Sex During Pregnancy
Congratulations! You’re going to have a baby. While you and your
partner may be feeling happy and excited about the newest member of your
family, you both know this will mean many changes in your relationship
as a couple.
This information helps parents-to-be understand the changes they will
face as sexual partners during the pregnancy and after the baby’s
birth. It also can help to begin discussions between the two of you, which
are always important, but are especially so now. It is not meant to replace
the information provided by your doctor.
Early pregnancy (first trimester)
You may notice changes in your sexual activity during the earliest weeks
of pregnancy. Physical discomfort is very common for women at this time.
You may feel very tired, nauseous, or experience some vomiting. The feeling
that you need to go to the bathroom often (urinary frequency) also is
very common. Your breasts may feel very tender, even painful to the touch.
These symptoms result from changes in your hormones and blood circulation
caused by your pregnancy.
Tiredness, nausea, and urinary frequency affect your sexual desire and
activity. Few people, pregnant or not, are interested in sex when they
are tired or don’t feel well. Along with physical discomfort, you
also may worry that sexual intercourse can cause a miscarriage. Intercourse
or other types of sexual activity will not cause a miscarriage in a normal,
healthy pregnant woman. However, if you have cramps or vaginal bleeding,
or have had more than one miscarriage, talk with your doctor.
If your doctor advises you not to have sexual intercourse, you may express
your love and desire in other ways such as oral/genital sex and masturbation.
However, avoid forcefully blowing air into the vagina during oral sex
since an air bubble (called an air embolus) can enter the blood stream
of the pregnant woman. This can be dangerous to the mother.
In rare cases, your doctor may advise against all forms of sexual activity
that result in orgasm. During an orgasm, rhythmic, muscular contractions
occur in the uterus. Sometimes, these contractions may have a harmful
effect on your pregnancy.
Mid-pregnancy (second trimester)
The second trimester of pregnancy is usually a time when the expectant
mother feels at her best physically, emotionally, and sexually. As your
energy returns, you may notice an increase in sexual desire and activity.
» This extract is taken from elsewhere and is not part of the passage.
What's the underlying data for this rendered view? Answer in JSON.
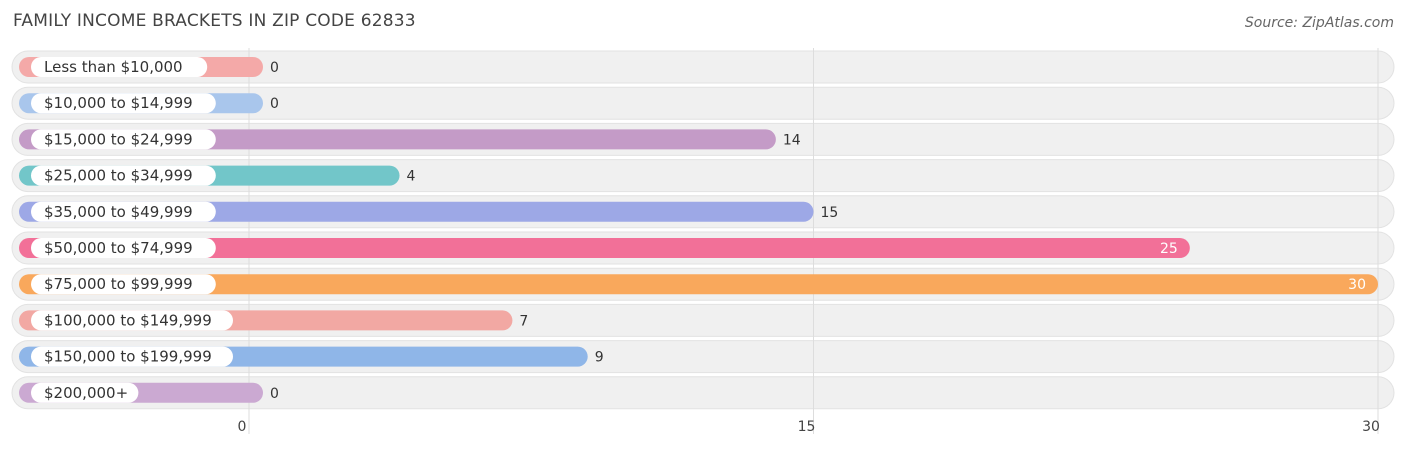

At this stage in your pregnancy, there is an increased blood flow to the
entire pelvic area, including the vagina. There also is an increase in
the amount of lubrication (wetness) in your vagina. This is the same thing
that happens to your body during sexual arousal. As a result, you may
notice that you are more easily aroused, and more interested in sex than
ever before.
While this is very common during midpregnancy, some expectant fathers
may feel uncomfortable. As always, it is very important to discuss your
feelings openly and honestly.
Late pregnancy (third trimester)
The overall sense of physical, emotional, and sexual well-being usually
continues into the third trimester. However, as the due date approaches,
you may again notice a decrease in sexual desire and activity. Fatigue
may again become a problem. Simple activities such as getting in and out
of bed or standing and walking may be very tiring. Body movements during
lovemaking may become so tiring that you avoid all sexual activity.
As your baby grows, you and your partner both may worry again that sexual
activity may hurt the baby. The contractions of an orgasm might feel like
labor contractions. If your baby moves around a lot, you might think he
or she has been harmed in some way.
Remember that your baby is well-protected high up in your pelvis and well-cushioned
by the “bag of waters”(amniotic fluid) surrounding it. Most
doctors do not restrict sexual activity for the normal, healthy pregnant
woman. Most permit sexual intercourse, oral/genital sex, and masturbation
up to the time of delivery, or for as long as you feel well and healthy.
However, if you notice any bleeding, or if the amniotic sac breaks, do
not have intercourse. Call your doctor immediately.
The uterine contractions that normally occur during orgasm may last for
a while and feel rather strong. Although these contractions are normal
and not harmful, some women may find them uncomfortable and avoid orgasm
for that reason.
Sexual positions
As your baby grows and your uterus becomes larger, you may need to adjust
your position for intercourse. The “man on top” position may
be too uncomfortable because of his weight on your abdomen. Try other
positions, like the “woman on top,” on your sides, facing
each other, or the rear entry position, either on your sides or on your
hands and knees.
Oral/genital sex and masturbation are also fine and may be especially
appropriate toward the very end of pregnancy, when the baby may feel so
large and low that intercourse is very uncomfortable.
Breast tenderness
You may notice that your breasts are very tender. Kissing or sucking them
(stimulation) may be too uncomfortable. It also may cause the release
of fluid from your nipples, called colostrum. This is normal and harmless.
However, it may be unpleasant for some couples. Breast or nipple stimulation
can cause uterine contractions by releasing a hormone called oxytocin.
These contractions are usually harmless. However, if you have a history
of premature labor you should discuss the safety of breast or nipple stimulation
with your doctor.
While sexual activity may decrease, your need for love and understanding
from each other increases. Showing your love and support are especially
important during the last days of pregnancy as sexual activity declines.
Remember you love each other. Remember to say so.